As an aside, Dipak always tells me about how back in Texas (beware of “back in Texas” stories) he tried composting in back of his restaurant but it smelled bad and attracted too many flies. Dallas apparently wasn’t offering their residents educational videos on how to compost.
So I started by clearing the blight of our front yard by mowing so I could see the ground and creating a path.

I decided to create a woodsy, slightly untamed, look befitting to the owners in more ways than one.
However, it was when I rounded the corner to the side with fruit trees that the idea of food happened.

Between the organic goodness of compost and the promise of fruit from a peach tree and a Meyer lemon tree, I was inspired. I decided the side would be an “orchard” of sorts with each sectioned area having its own fruit tree. I added in a fig tree to make the trilogy complete. Whisked away with the romantic notion of growing food, I randomly planted some vegetables. I selected tomatoes because all gardeners have tomatoes, right? An artichoke because I had actually seen this in a garden before; and broccoli because, well, its simple unassuming broccoli.

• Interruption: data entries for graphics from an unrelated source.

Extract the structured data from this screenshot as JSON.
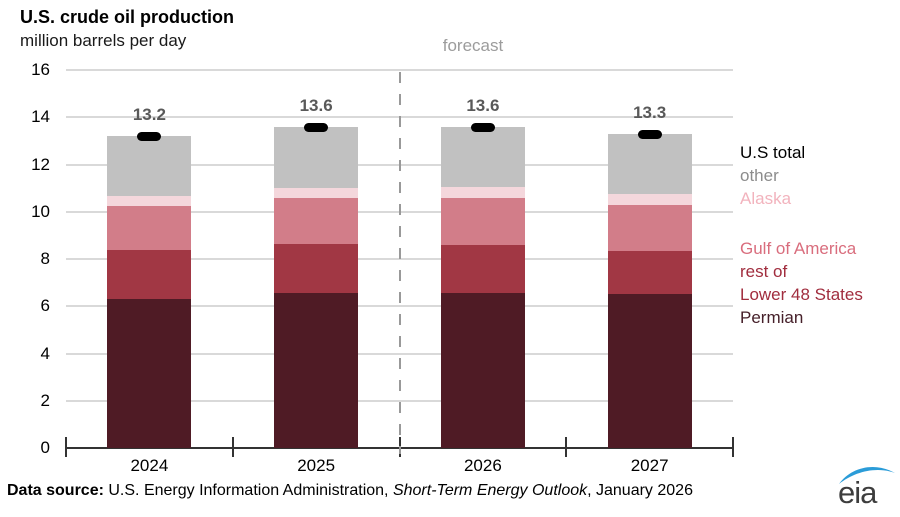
{
  "title": "U.S. crude oil production",
  "subtitle": "million barrels per day",
  "forecast_label": "forecast",
  "chart_data": {
    "type": "bar",
    "stacked": true,
    "categories": [
      "2024",
      "2025",
      "2026",
      "2027"
    ],
    "series": [
      {
        "name": "Permian",
        "color": "#4f1b25",
        "values": [
          6.3,
          6.55,
          6.55,
          6.5
        ]
      },
      {
        "name": "rest of Lower 48 States",
        "color": "#a13744",
        "values": [
          2.1,
          2.1,
          2.05,
          1.85
        ]
      },
      {
        "name": "Gulf of America",
        "color": "#d27d89",
        "values": [
          1.85,
          1.95,
          2.0,
          1.95
        ]
      },
      {
        "name": "Alaska",
        "color": "#f4d7dc",
        "values": [
          0.4,
          0.4,
          0.45,
          0.45
        ]
      },
      {
        "name": "other",
        "color": "#c1c1c1",
        "values": [
          2.55,
          2.6,
          2.55,
          2.55
        ]
      }
    ],
    "totals": [
      "13.2",
      "13.6",
      "13.6",
      "13.3"
    ],
    "total_marker": {
      "name": "U.S total",
      "color": "#000000"
    },
    "ylabel": "million barrels per day",
    "ylim": [
      0,
      16
    ],
    "yticks": [
      0,
      2,
      4,
      6,
      8,
      10,
      12,
      14,
      16
    ],
    "grid": true,
    "forecast_divider_after_category": "2025",
    "forecast_divider_index": 2
  },
  "legend": [
    {
      "label": "U.S total",
      "color": "#000000",
      "gap_before": false
    },
    {
      "label": "other",
      "color": "#8c8c8c",
      "gap_before": false
    },
    {
      "label": "Alaska",
      "color": "#f2b3bd",
      "gap_before": false
    },
    {
      "label": "Gulf of America",
      "color": "#d96d7d",
      "gap_before": true
    },
    {
      "label": "rest of",
      "color": "#a12d3e",
      "gap_before": false
    },
    {
      "label": "Lower 48 States",
      "color": "#a12d3e",
      "gap_before": false
    },
    {
      "label": "Permian",
      "color": "#46202a",
      "gap_before": false
    }
  ],
  "footer": {
    "bold": "Data source: ",
    "text1": "U.S. Energy Information Administration, ",
    "italic": "Short-Term Energy Outlook",
    "text2": ", January 2026"
  },
  "logo": {
    "text": "eia",
    "swoosh_color": "#2b9cd8"
  }
}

Then the darndest thing occurred. I had absolutely no idea how to recognize when they were ready, the trickiest being broccoli. Who doesn’t know what broccoli looks like in its raw unpicked form? Turns out a better question is, who does? Could it be that I was so accustomed to plastic wrapped food that I myself was unable to distinguish a simple ordinary broccoli? The answer, yes. My own ignorance of what food was blew me away. I, who proclaimed to love and value food, real food, whole food, did not even seem to know what it was. So there is was. I needed to know broccoli and all the other common foods out there whose complexity and needs I knew nothing about. I needed to learn to grow food.